皆でグリッドまでマシンを押していく。レースが始まる前の独特の緊張感。
これからの12時間、この車はひたすら走り続ける。そして、カメラマンであるぼくはひたすら撮り続ける。

この耐久レース、昨年まではキヤノンのEOSを使っていた。EOSのモデルはその年々で思うところあり色々使ったが、主に5DMarkIII、それから1DXを使った時もあった。スチル写真を撮るだけなら1DXがパーフェクトな一台なのだが、ぼくには動画も同時に撮影しなければならないミッションがあるので、今まではそれと併用して、動画用にソニーのα7IIを使っていた。レンズは広角と標準域は単焦点、望遠レンズは2種類用意していた。これだけでも相当な荷物だ。

基本的に、写真は一眼レフ、動画はミラーレスとそれぞれ得意分野に振り分けて使っていたのだけど(レンズの都合もあるけれど)機材も多く重く、運ぶだけでも大変だしオペレーションはもっと大変だ。
そんな中出会ったフジのカメラ、X-T2に全てを託し、今年はX-T2一台と2本のレンズだけでこのレースに挑んだ。大幅な機材の軽量化。レンズの選択にも悩むことはないし、写真も動画も同じカメラでそのまま撮影できる。12時間も追い続けるとほんの些細なことが大きな負担となる。
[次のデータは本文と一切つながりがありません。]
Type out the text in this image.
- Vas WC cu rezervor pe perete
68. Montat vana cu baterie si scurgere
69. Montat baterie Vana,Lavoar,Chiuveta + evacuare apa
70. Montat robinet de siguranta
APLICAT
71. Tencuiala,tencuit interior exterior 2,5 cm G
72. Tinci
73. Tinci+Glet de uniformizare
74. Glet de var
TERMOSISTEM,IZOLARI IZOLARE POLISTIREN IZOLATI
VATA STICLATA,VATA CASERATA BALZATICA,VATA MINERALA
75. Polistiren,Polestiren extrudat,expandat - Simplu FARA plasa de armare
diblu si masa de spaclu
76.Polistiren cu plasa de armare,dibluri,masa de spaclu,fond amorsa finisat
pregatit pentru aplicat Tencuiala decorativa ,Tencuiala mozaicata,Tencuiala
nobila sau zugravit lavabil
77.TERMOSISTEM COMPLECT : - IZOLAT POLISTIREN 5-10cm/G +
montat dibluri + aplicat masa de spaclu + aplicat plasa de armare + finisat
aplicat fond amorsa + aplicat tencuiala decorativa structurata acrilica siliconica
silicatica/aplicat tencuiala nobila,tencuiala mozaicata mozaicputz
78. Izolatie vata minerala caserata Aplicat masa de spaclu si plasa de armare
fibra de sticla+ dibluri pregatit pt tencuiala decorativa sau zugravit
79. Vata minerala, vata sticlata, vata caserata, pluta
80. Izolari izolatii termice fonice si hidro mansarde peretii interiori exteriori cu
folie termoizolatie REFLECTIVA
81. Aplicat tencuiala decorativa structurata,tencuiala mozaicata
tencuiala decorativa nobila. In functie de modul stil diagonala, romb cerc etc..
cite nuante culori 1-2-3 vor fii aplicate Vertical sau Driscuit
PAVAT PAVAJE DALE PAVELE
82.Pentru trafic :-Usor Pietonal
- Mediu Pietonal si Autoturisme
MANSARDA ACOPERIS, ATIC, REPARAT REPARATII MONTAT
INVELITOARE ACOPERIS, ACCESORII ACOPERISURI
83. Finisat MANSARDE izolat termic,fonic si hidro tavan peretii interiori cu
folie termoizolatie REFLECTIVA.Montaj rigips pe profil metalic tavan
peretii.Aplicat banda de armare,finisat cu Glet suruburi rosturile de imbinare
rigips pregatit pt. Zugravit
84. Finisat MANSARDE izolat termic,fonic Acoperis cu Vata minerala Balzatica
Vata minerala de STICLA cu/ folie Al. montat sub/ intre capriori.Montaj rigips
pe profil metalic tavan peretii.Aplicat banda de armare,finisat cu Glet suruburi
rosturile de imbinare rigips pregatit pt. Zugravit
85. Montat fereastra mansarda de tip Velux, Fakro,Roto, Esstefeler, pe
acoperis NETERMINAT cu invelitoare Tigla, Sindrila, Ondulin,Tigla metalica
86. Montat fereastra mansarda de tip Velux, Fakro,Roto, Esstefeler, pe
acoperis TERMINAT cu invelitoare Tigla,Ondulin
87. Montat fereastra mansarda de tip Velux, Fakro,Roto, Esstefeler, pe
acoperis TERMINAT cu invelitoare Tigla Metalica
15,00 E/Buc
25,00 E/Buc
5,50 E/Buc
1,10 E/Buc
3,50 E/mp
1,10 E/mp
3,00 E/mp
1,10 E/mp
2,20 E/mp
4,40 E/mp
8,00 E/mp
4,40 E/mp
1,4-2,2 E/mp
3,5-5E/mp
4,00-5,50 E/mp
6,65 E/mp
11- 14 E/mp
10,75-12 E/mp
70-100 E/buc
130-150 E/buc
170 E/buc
今更もう言うことでもないが、X-T2のAF性能や連写速度はモータースポーツ撮影には十分なものだ。下手な一眼レフよりもずっと快適である。
ボディの剛性感、軽快なシャッターも撮っていて気持ちが良い。使っている望遠レンズ、XF100-400mmも広いサーキットでは欠かせない一本。35mm換算で600mm相当まで一度に引き寄せられ、それが手持ちで十分に撮れる大きさと重さ。EOSの頃は600mmクラスとなると一脚が必須だったし、大きく、重かったので取り回しに苦労した。

慌ただしいピットでの出来事を逃さず記録するにはやはりズームレンズが便利だ。
昨年までは表現力の面で単焦点を中心に使っていたが、今年はX-T2と同時に導入したXF16-55mmF2.8があるのでそれを活用した。明るいズームレンズを使うことは初めてで、それはとても便利だった。

流し撮りを自動で判断し、補正方向の切り替えをするというXF100−400mmの手ぶれ補正も優秀だ。手持ちで気持ちよく撮影ができる。
しかし、今まで大きく重い機材で流し撮りをしていて、その癖が抜けないため、軽いX-T2とこのレンズでの流し撮りにまだ慣れてはいないが・・。

レースも大詰めとなる。
12時間もの長時間のレースなので、終盤はすっかり日が暮れて暗い中でのレースとなる。そういった状況でも明るいレンズと高感度性能により自然に撮影ができた。

我らがタツレーシングは今年は2位。連覇は逃してしまったものの、素晴らしい成績となった。
フジXシステムで挑む耐久レース。X-T2と2本のレンズで無事にこのレースを闘い抜くことができたのではないかと思う。